IBM Takes Top Spot in New Performance Study of UNIX Servers
RS/6000 S80 Helps Secure Industry Leadership in D.H. Brown Report
Somers, N.Y (December 28, 1999) – IBM announced today that its UNIX servers have received the highest commercial ranking in an innovative composite benchmark-testing study of server performance.
The independent study, conducted by D.H. Brown Associates, ranked IBM’s high-end UNIX servers number one, ahead of HP and Sun, which placed second and third respectively.
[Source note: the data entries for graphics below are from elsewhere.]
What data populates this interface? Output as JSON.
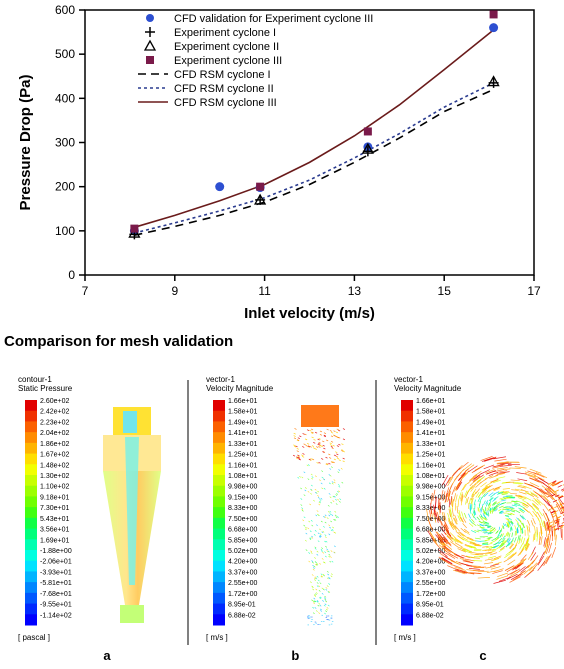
{
  "chart": {
    "type": "scatter+line",
    "background_color": "#ffffff",
    "border_color": "#000000",
    "tick_fontsize": 11,
    "axislabel_fontsize": 14,
    "legend_fontsize": 11,
    "xlabel": "Inlet velocity (m/s)",
    "ylabel": "Pressure  Drop (Pa)",
    "xlim": [
      7,
      17
    ],
    "ylim": [
      0,
      600
    ],
    "xtick_step": 2,
    "ytick_step": 100,
    "xticks": [
      "7",
      "9",
      "11",
      "13",
      "15",
      "17"
    ],
    "yticks": [
      "0",
      "100",
      "200",
      "300",
      "400",
      "500",
      "600"
    ],
    "legend": [
      {
        "label": "CFD validation for Experiment cyclone III",
        "style": "marker",
        "shape": "circle-filled",
        "color": "#2d4fd1"
      },
      {
        "label": "Experiment cyclone I",
        "style": "marker",
        "shape": "plus",
        "color": "#000000"
      },
      {
        "label": "Experiment cyclone II",
        "style": "marker",
        "shape": "triangle-open",
        "color": "#000000"
      },
      {
        "label": "Experiment cyclone III",
        "style": "marker",
        "shape": "square-filled",
        "color": "#7a1a4a"
      },
      {
        "label": "CFD RSM cyclone I",
        "style": "line",
        "dash": "long-dash",
        "color": "#000000"
      },
      {
        "label": "CFD RSM cyclone II",
        "style": "line",
        "dash": "short-dash",
        "color": "#2a3b8f"
      },
      {
        "label": "CFD RSM cyclone III",
        "style": "line",
        "dash": "solid",
        "color": "#6a1b1b"
      }
    ],
    "series": {
      "cfd_validation_circle": {
        "x": [
          8.1,
          10.0,
          10.9,
          13.3,
          16.1
        ],
        "y": [
          100,
          200,
          198,
          290,
          560
        ],
        "color": "#2d4fd1"
      },
      "exp_plus": {
        "x": [
          8.1,
          10.9,
          13.3,
          16.1
        ],
        "y": [
          92,
          170,
          280,
          435
        ],
        "color": "#000000"
      },
      "exp_triangle_open": {
        "x": [
          8.1,
          10.9,
          13.3,
          16.1
        ],
        "y": [
          95,
          170,
          285,
          438
        ],
        "color": "#000000"
      },
      "exp_square": {
        "x": [
          8.1,
          10.9,
          13.3,
          16.1
        ],
        "y": [
          105,
          200,
          325,
          590
        ],
        "color": "#7a1a4a"
      },
      "cfd_rsm_I_dash": {
        "x": [
          8.1,
          9.0,
          10.0,
          11.0,
          12.0,
          13.0,
          14.0,
          15.0,
          16.1
        ],
        "y": [
          90,
          110,
          135,
          165,
          205,
          255,
          310,
          370,
          420
        ],
        "color": "#000000",
        "dash": "8,6"
      },
      "cfd_rsm_II_dot": {
        "x": [
          8.1,
          9.0,
          10.0,
          11.0,
          12.0,
          13.0,
          14.0,
          15.0,
          16.1
        ],
        "y": [
          95,
          118,
          145,
          175,
          215,
          265,
          320,
          380,
          435
        ],
        "color": "#2a3b8f",
        "dash": "3,3"
      },
      "cfd_rsm_III_solid": {
        "x": [
          8.1,
          9.0,
          10.0,
          11.0,
          12.0,
          13.0,
          14.0,
          15.0,
          16.1
        ],
        "y": [
          108,
          135,
          168,
          205,
          255,
          315,
          385,
          465,
          555
        ],
        "color": "#6a1b1b",
        "dash": "none"
      }
    }
  },
  "section_title": "Comparison for mesh validation",
  "panels": {
    "a": {
      "title_line1": "contour-1",
      "title_line2": "Static Pressure",
      "unit": "[ pascal ]",
      "letter": "a",
      "colorbar_values": [
        "2.60e+02",
        "2.42e+02",
        "2.23e+02",
        "2.04e+02",
        "1.86e+02",
        "1.67e+02",
        "1.48e+02",
        "1.30e+02",
        "1.10e+02",
        "9.18e+01",
        "7.30e+01",
        "5.43e+01",
        "3.56e+01",
        "1.69e+01",
        "-1.88e+00",
        "-2.06e+01",
        "-3.93e+01",
        "-5.81e+01",
        "-7.68e+01",
        "-9.55e+01",
        "-1.14e+02"
      ],
      "colorbar_colors": [
        "#e10000",
        "#f03000",
        "#fb6000",
        "#ff8b00",
        "#ffb400",
        "#ffde00",
        "#f2ff00",
        "#c8ff00",
        "#9dff00",
        "#70ff00",
        "#40ff10",
        "#10ff45",
        "#00ff7a",
        "#00ffb0",
        "#00ffe0",
        "#00e2ff",
        "#00b4ff",
        "#0086ff",
        "#0058ff",
        "#002aff",
        "#0000ff"
      ]
    },
    "b": {
      "title_line1": "vector-1",
      "title_line2": "Velocity Magnitude",
      "unit": "[ m/s ]",
      "letter": "b",
      "colorbar_values": [
        "1.66e+01",
        "1.58e+01",
        "1.49e+01",
        "1.41e+01",
        "1.33e+01",
        "1.25e+01",
        "1.16e+01",
        "1.08e+01",
        "9.98e+00",
        "9.15e+00",
        "8.33e+00",
        "7.50e+00",
        "6.68e+00",
        "5.85e+00",
        "5.02e+00",
        "4.20e+00",
        "3.37e+00",
        "2.55e+00",
        "1.72e+00",
        "8.95e-01",
        "6.88e-02"
      ],
      "colorbar_colors": [
        "#e10000",
        "#f03000",
        "#fb6000",
        "#ff8b00",
        "#ffb400",
        "#ffde00",
        "#f2ff00",
        "#c8ff00",
        "#9dff00",
        "#70ff00",
        "#40ff10",
        "#10ff45",
        "#00ff7a",
        "#00ffb0",
        "#00ffe0",
        "#00e2ff",
        "#00b4ff",
        "#0086ff",
        "#0058ff",
        "#002aff",
        "#0000ff"
      ]
    },
    "c": {
      "title_line1": "vector-1",
      "title_line2": "Velocity Magnitude",
      "unit": "[ m/s ]",
      "letter": "c",
      "colorbar_values": [
        "1.66e+01",
        "1.58e+01",
        "1.49e+01",
        "1.41e+01",
        "1.33e+01",
        "1.25e+01",
        "1.16e+01",
        "1.08e+01",
        "9.98e+00",
        "9.15e+00",
        "8.33e+00",
        "7.50e+00",
        "6.68e+00",
        "5.85e+00",
        "5.02e+00",
        "4.20e+00",
        "3.37e+00",
        "2.55e+00",
        "1.72e+00",
        "8.95e-01",
        "6.88e-02"
      ],
      "colorbar_colors": [
        "#e10000",
        "#f03000",
        "#fb6000",
        "#ff8b00",
        "#ffb400",
        "#ffde00",
        "#f2ff00",
        "#c8ff00",
        "#9dff00",
        "#70ff00",
        "#40ff10",
        "#10ff45",
        "#00ff7a",
        "#00ffb0",
        "#00ffe0",
        "#00e2ff",
        "#00b4ff",
        "#0086ff",
        "#0058ff",
        "#002aff",
        "#0000ff"
      ]
    }
  }
}
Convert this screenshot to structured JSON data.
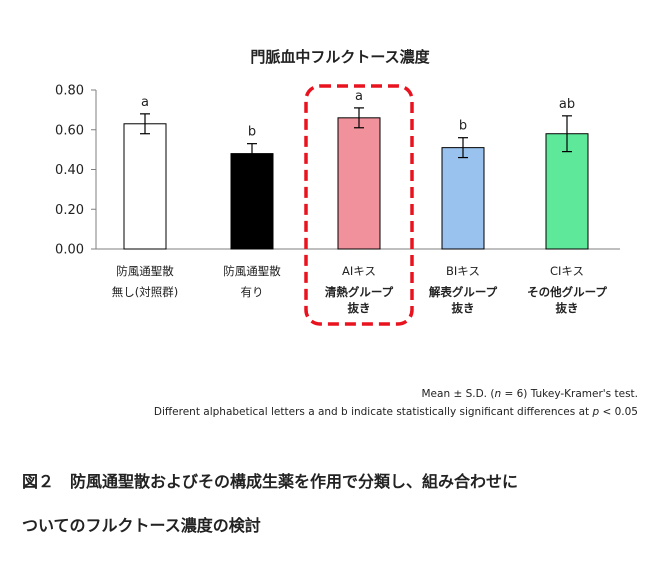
{
  "chart_data": {
    "type": "bar",
    "title": "門脈血中フルクトース濃度",
    "ylim": [
      0,
      0.8
    ],
    "yticks": [
      "0.00",
      "0.20",
      "0.40",
      "0.60",
      "0.80"
    ],
    "grid": false,
    "categories": [
      {
        "lines": [
          "防風通聖散",
          "無し(対照群)"
        ],
        "bold_lines": []
      },
      {
        "lines": [
          "防風通聖散",
          "有り"
        ],
        "bold_lines": []
      },
      {
        "lines": [
          "AIキス"
        ],
        "bold_lines": [
          "清熱グループ",
          "抜き"
        ]
      },
      {
        "lines": [
          "BIキス"
        ],
        "bold_lines": [
          "解表グループ",
          "抜き"
        ]
      },
      {
        "lines": [
          "CIキス"
        ],
        "bold_lines": [
          "その他グループ",
          "抜き"
        ]
      }
    ],
    "values": [
      0.63,
      0.48,
      0.66,
      0.51,
      0.58
    ],
    "errors": [
      0.05,
      0.05,
      0.05,
      0.05,
      0.09
    ],
    "letters": [
      "a",
      "b",
      "a",
      "b",
      "ab"
    ],
    "colors": [
      "#ffffff",
      "#000000",
      "#f0919b",
      "#99c2ee",
      "#5ee89a"
    ],
    "highlight_index": 2,
    "highlight_color": "#e8131f"
  },
  "notes": {
    "line1_before": "Mean ± S.D. (",
    "line1_n": "n",
    "line1_after": " = 6) Tukey-Kramer's test.",
    "line2_before": "Different alphabetical letters a and b indicate statistically significant differences at ",
    "line2_p": "p",
    "line2_after": " < 0.05"
  },
  "caption": {
    "line1": "図２　防風通聖散およびその構成生薬を作用で分類し、組み合わせに",
    "line2": "ついてのフルクトース濃度の検討"
  }
}
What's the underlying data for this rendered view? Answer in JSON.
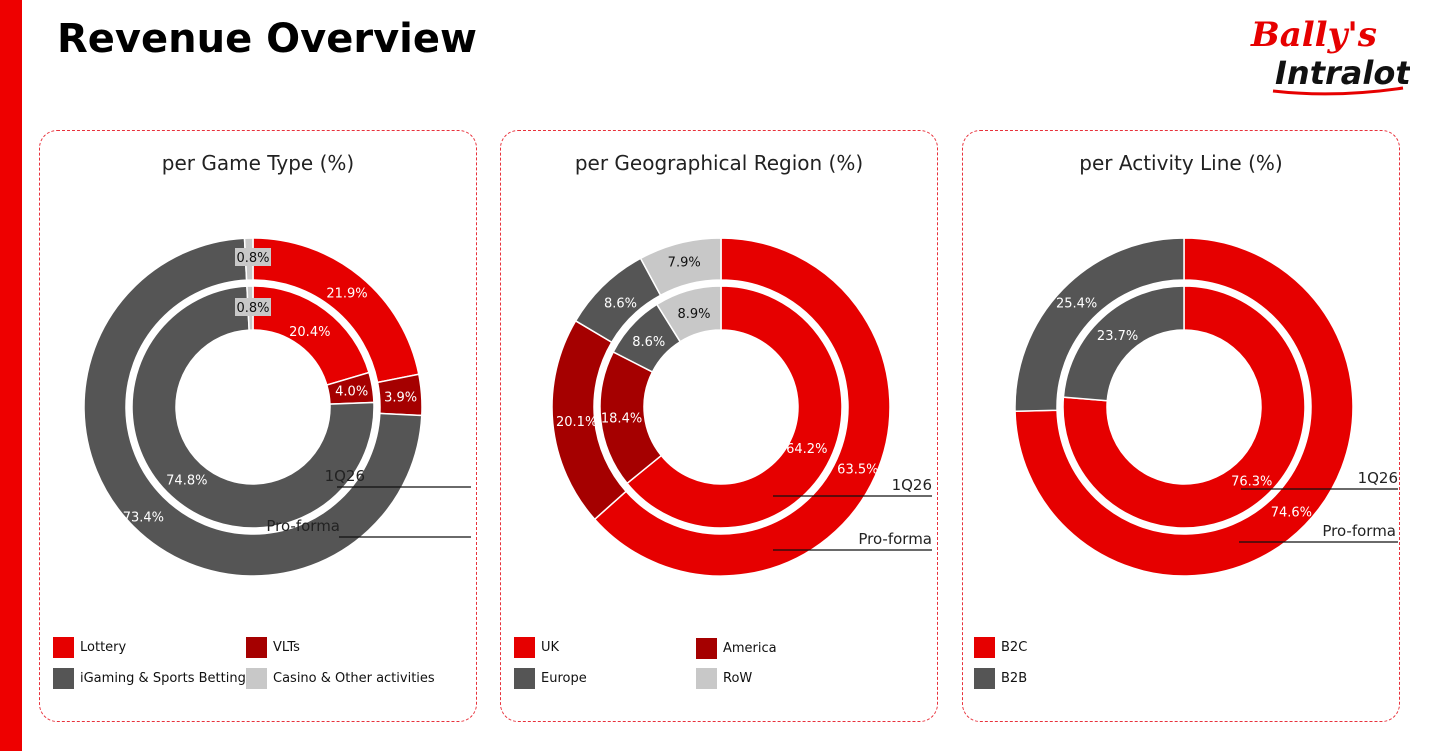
{
  "page": {
    "title": "Revenue Overview",
    "logo_line1": "Bally's",
    "logo_line2": "Intralot"
  },
  "colors": {
    "accent": "#ee0000",
    "red": "#e60000",
    "dark_red": "#a50000",
    "dark_gray": "#555555",
    "light_gray": "#c8c8c8"
  },
  "chart_data": [
    {
      "type": "pie",
      "title": "per Game Type (%)",
      "ring_labels": [
        "1Q26",
        "Pro-forma"
      ],
      "categories": [
        "Lottery",
        "VLTs",
        "iGaming & Sports Betting",
        "Casino & Other activities"
      ],
      "colors": [
        "#e60000",
        "#a50000",
        "#555555",
        "#c8c8c8"
      ],
      "series": [
        {
          "name": "1Q26",
          "ring": "inner",
          "values": [
            20.4,
            4.0,
            74.8,
            0.8
          ],
          "labels": [
            "20.4%",
            "4.0%",
            "74.8%",
            "0.8%"
          ]
        },
        {
          "name": "Pro-forma",
          "ring": "outer",
          "values": [
            21.9,
            3.9,
            73.4,
            0.8
          ],
          "labels": [
            "21.9%",
            "3.9%",
            "73.4%",
            "0.8%"
          ]
        }
      ]
    },
    {
      "type": "pie",
      "title": "per Geographical Region (%)",
      "ring_labels": [
        "1Q26",
        "Pro-forma"
      ],
      "categories": [
        "UK",
        "America",
        "Europe",
        "RoW"
      ],
      "colors": [
        "#e60000",
        "#a50000",
        "#555555",
        "#c8c8c8"
      ],
      "series": [
        {
          "name": "1Q26",
          "ring": "inner",
          "values": [
            64.2,
            18.4,
            8.6,
            8.9
          ],
          "labels": [
            "64.2%",
            "18.4%",
            "8.6%",
            "8.9%"
          ]
        },
        {
          "name": "Pro-forma",
          "ring": "outer",
          "values": [
            63.5,
            20.1,
            8.6,
            7.9
          ],
          "labels": [
            "63.5%",
            "20.1%",
            "8.6%",
            "7.9%"
          ]
        }
      ]
    },
    {
      "type": "pie",
      "title": "per Activity Line (%)",
      "ring_labels": [
        "1Q26",
        "Pro-forma"
      ],
      "categories": [
        "B2C",
        "B2B"
      ],
      "colors": [
        "#e60000",
        "#555555"
      ],
      "series": [
        {
          "name": "1Q26",
          "ring": "inner",
          "values": [
            76.3,
            23.7
          ],
          "labels": [
            "76.3%",
            "23.7%"
          ]
        },
        {
          "name": "Pro-forma",
          "ring": "outer",
          "values": [
            74.6,
            25.4
          ],
          "labels": [
            "74.6%",
            "25.4%"
          ]
        }
      ]
    }
  ]
}
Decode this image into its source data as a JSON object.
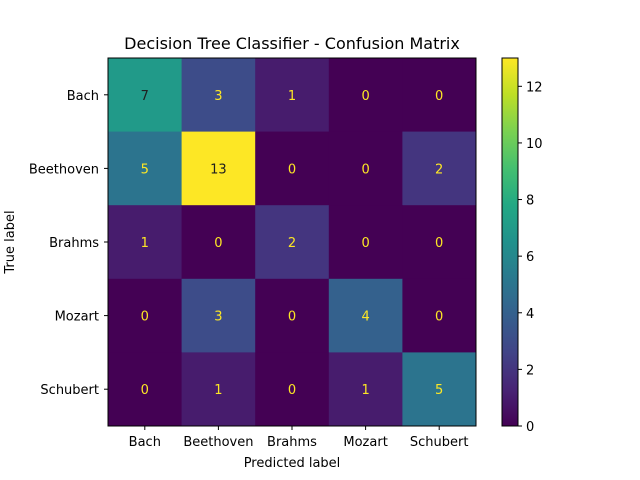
{
  "chart_data": {
    "type": "heatmap",
    "title": "Decision Tree Classifier - Confusion Matrix",
    "xlabel": "Predicted label",
    "ylabel": "True label",
    "row_labels": [
      "Bach",
      "Beethoven",
      "Brahms",
      "Mozart",
      "Schubert"
    ],
    "col_labels": [
      "Bach",
      "Beethoven",
      "Brahms",
      "Mozart",
      "Schubert"
    ],
    "values": [
      [
        7,
        3,
        1,
        0,
        0
      ],
      [
        5,
        13,
        0,
        0,
        2
      ],
      [
        1,
        0,
        2,
        0,
        0
      ],
      [
        0,
        3,
        0,
        4,
        0
      ],
      [
        0,
        1,
        0,
        1,
        5
      ]
    ],
    "colormap": "viridis",
    "color_range": [
      0,
      13
    ],
    "colorbar_ticks": [
      0,
      2,
      4,
      6,
      8,
      10,
      12
    ],
    "text_color_dark_cells": "#fde725",
    "text_color_light_cells": "#1f1f1f"
  }
}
The new RS/6000 S80 server with copper microprocessing technology was singled out as helping IBM gain performance leadership. Other IBM UNIX systems contributing to the win include the RS/6000 SP and S70. This D.H Brown report is a one-of-its-kind study that compares server performance by using a weighted average of several industry-standard benchmark results that measure general commercial applicability, online transaction processing, decision support, and enterprise resource planning (ERP)*. The result is an overall numerical ranking, or a “Composite Performance Metric” (CPM), designed to help gauge all-around server performance.
“The IBM RS/6000 achieved the number one position in our commercial rankings by maintaining balance with solid scores in application areas important to IT and business managers,” said Richard Partridge, senior research analyst for D.H. Brown. “IBM’s lead shows the versatility of the RS/6000 family, and for users who wish to deploy a variety of applications on one platform, versatility is an important attribute.”
“Our customers depend on RS/6000 systems for many types of commercial applications,” said David Gelardi, director of benchmarking for IBM RS/6000. “The D.H. Brown study offers IT managers a fresh and valuable new perspective on server performance characteristics that clearly positions the RS/6000 as a strategic server platform.”